First, one of the most frustrating issues is this disease is unpredictable. Issues like this can be exceptionally frustrating for anyone who prefers to have plans or make plans. It can help to understand the unpredictability and to plan accordingly. With this fact, it is always wise to have a backup plan, and even a backup plan for your backup plan. I realize how insane that might sound, but when I do not have things planned out, it causes me anxiety. Even though I might not always know when this disease will misbehave, I try to make sure that I have a plan, even when there must be multiple plans just in case!
Another part of living with this unpredictable and annoying disease is it does not matter what the season is, it takes my body too much time to adjust. With that said, anytime the seasons change from Spring to Summer, or Summer to Autumn, or Autumn to Winter, or Winter to Spring, I feel awful for at least a week, and sometimes longer. The season I tend to dread the most is Summer, but that is because I live in the south, and it gets way too HOT. Multiple Sclerosis and heat are not friends, but more like enemies.

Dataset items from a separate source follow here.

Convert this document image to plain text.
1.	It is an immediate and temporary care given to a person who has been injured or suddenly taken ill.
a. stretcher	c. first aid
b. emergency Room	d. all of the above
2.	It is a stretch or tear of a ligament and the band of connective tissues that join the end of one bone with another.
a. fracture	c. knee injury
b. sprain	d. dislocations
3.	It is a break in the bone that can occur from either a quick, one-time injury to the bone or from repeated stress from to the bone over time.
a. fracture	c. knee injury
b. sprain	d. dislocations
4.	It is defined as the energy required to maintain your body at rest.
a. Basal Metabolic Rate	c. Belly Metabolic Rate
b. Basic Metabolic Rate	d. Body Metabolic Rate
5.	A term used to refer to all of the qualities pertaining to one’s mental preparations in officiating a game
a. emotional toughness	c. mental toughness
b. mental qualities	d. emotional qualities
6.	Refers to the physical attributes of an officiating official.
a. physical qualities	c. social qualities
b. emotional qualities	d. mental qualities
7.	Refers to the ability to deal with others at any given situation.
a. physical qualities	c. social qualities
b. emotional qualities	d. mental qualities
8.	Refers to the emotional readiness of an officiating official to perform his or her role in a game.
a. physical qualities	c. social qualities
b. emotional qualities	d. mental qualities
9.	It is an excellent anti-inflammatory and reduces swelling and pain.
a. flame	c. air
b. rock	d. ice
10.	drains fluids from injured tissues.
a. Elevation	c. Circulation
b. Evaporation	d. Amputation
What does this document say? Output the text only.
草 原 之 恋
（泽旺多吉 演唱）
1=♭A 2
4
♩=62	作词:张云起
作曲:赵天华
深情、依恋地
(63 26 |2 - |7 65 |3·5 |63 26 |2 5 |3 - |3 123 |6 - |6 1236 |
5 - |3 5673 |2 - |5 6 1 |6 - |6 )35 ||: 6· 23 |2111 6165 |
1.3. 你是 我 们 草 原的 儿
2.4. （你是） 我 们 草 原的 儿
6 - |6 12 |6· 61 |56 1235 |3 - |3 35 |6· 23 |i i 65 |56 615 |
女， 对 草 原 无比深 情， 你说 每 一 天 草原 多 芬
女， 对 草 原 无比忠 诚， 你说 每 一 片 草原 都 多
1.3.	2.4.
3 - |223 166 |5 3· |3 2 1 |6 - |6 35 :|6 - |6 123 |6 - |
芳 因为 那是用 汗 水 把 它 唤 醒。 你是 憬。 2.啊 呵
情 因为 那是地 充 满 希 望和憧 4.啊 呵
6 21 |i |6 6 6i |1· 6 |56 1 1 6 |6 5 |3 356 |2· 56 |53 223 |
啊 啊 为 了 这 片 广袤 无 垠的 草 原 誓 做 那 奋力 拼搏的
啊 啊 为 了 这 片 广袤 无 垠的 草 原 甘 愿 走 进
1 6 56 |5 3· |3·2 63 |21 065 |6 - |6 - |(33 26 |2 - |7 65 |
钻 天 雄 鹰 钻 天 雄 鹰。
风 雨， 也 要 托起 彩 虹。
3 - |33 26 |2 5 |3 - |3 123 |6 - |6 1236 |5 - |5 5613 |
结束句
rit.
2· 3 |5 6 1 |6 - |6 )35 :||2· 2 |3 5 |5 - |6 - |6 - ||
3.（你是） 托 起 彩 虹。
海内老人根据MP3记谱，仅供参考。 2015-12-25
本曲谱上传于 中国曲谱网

One part of this disease that appears to be relentless is the pain I feel 24 hours a day. Some of this pain would be like a defiant toddler with no manners and can easily be ignored. Unfortunately, another type of pain I experience at least once a week is migraines. I am unable to ignore this type of pain. Migraines remind me of a defiant person that cannot be ignored because they will have a temper tantrum when you try. Anytime pain evades my head, I cannot deal with it, and make the other pain seem like a walk in the park.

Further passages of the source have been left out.